News AMD Patents Chiplet Design To Build Colossal GPUs

Aug 22, 2020
8
2
15
Wasn't Ada Lovelace/Hopper('RTX 4k') gonna use a multi-GPU chiplet design, too?
This will certainly become a thing used for HPC. Will it ever filter down to gamers? Maybe but unlikely.
Look at how well the chiplets have worked in consumer CPUs.Look at the big.LITTLE aspect of ARM, too.
 

Koen1982

Reputable
Sep 29, 2020
7
2
4,515
I wonder why Nvidia never implemented something similar, just make a chip that have a x1 of x2 lane connection on the PCIe connector and connect them together with an nvlink.
 

InvalidError

Titan
Moderator
I wish companies would quit patenting the obvious. Dividing large designs into multiple chips for costs and manufacturability reasons has been around for decades - the Voodoo 2 was a multi-chip GPU with each chip handling a specific chunk of the rendering pipeline. This is little more than AMD's flavor of the same principles (partition a design along logical/practical boundaries) applied to its own GPUs.
 
They called me crazy

But I said this was going to happen over 5 years ago. The biggest hindrance was the data synchronizing and that would be solved by infinity cache like interfaces. Things went a lot slower than I predicted however. I knew that data coherency was a tough nut to crack.

We'll see if my last prediction comes true:

One APU:
CPU 8/16 core/thread chiplette
IO Die chiplette
iGPU chiplette
4GB HBM memory reserved by drivers as a cache.
 

jkflipflop98

Distinguished
They are working on it. First they said it couldn't be done two years ago.

Just recently they [nvidia] announced there is a delay in implementation. So you know they changed their mind.

I'd like to see a link to that quote. Being as Nvidia owns all 3DFX's technology, they already own multiple designs like this from decades ago.
 

spongiemaster

Admirable
Dec 12, 2019
2,345
1,323
7,560
They are working on it. First they said it couldn't be done two years ago.

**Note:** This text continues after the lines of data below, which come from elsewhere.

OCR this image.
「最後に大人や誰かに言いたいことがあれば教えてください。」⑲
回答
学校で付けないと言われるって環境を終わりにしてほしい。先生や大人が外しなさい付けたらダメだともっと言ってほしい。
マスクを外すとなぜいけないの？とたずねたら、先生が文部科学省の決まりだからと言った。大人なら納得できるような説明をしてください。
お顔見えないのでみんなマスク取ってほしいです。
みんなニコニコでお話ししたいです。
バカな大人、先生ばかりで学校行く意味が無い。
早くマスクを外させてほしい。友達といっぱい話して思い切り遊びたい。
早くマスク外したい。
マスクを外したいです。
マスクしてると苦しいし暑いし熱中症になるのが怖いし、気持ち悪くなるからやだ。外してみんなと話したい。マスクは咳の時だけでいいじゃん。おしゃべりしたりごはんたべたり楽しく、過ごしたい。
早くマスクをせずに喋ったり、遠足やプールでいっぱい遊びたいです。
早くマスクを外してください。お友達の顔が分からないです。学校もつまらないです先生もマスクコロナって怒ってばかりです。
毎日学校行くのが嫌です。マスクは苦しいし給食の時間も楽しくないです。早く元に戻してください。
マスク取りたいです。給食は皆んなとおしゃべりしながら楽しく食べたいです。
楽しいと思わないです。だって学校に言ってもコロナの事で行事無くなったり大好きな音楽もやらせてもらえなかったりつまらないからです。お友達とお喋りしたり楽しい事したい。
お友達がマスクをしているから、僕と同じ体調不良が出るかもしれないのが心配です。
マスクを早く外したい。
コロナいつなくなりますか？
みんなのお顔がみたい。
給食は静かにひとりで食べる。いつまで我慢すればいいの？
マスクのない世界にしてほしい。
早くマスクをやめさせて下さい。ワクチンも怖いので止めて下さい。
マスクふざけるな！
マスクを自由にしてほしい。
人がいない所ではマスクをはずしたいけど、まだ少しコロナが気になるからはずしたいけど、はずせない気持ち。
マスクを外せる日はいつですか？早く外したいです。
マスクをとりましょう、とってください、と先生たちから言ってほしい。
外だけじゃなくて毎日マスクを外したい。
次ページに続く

Just recently they [nvidia] announced there is a delay in implementation. So you know they changed their mind.
Interesting that they said 2 years ago it couldn't be done, when they released a research paper 3.5 years ago that said it could be done.

https://research.nvidia.com/sites/default/files/publications/ISCA_2017_MCMGPU.pdf

From the conclusion:

"We show that with these optimizations, a 256 SMs MCM-GPU achieves 45.5% speedup over the largest possible monolithic GPU with 128 SMs. Furthermore, it performs 26.8% better than an equally equipped discrete multi-GPU, and its performance is within 10% of that of a hypothetical monolithic GPU that cannot be built based on today’s technology roadmap."

Here's another link from September 2019 that says they have multiple design solutions they could implement if they became more cost effective:

Nvidia has “de-risked” multiple chiplet GPU designs – “now it’s a tool in the toolbox”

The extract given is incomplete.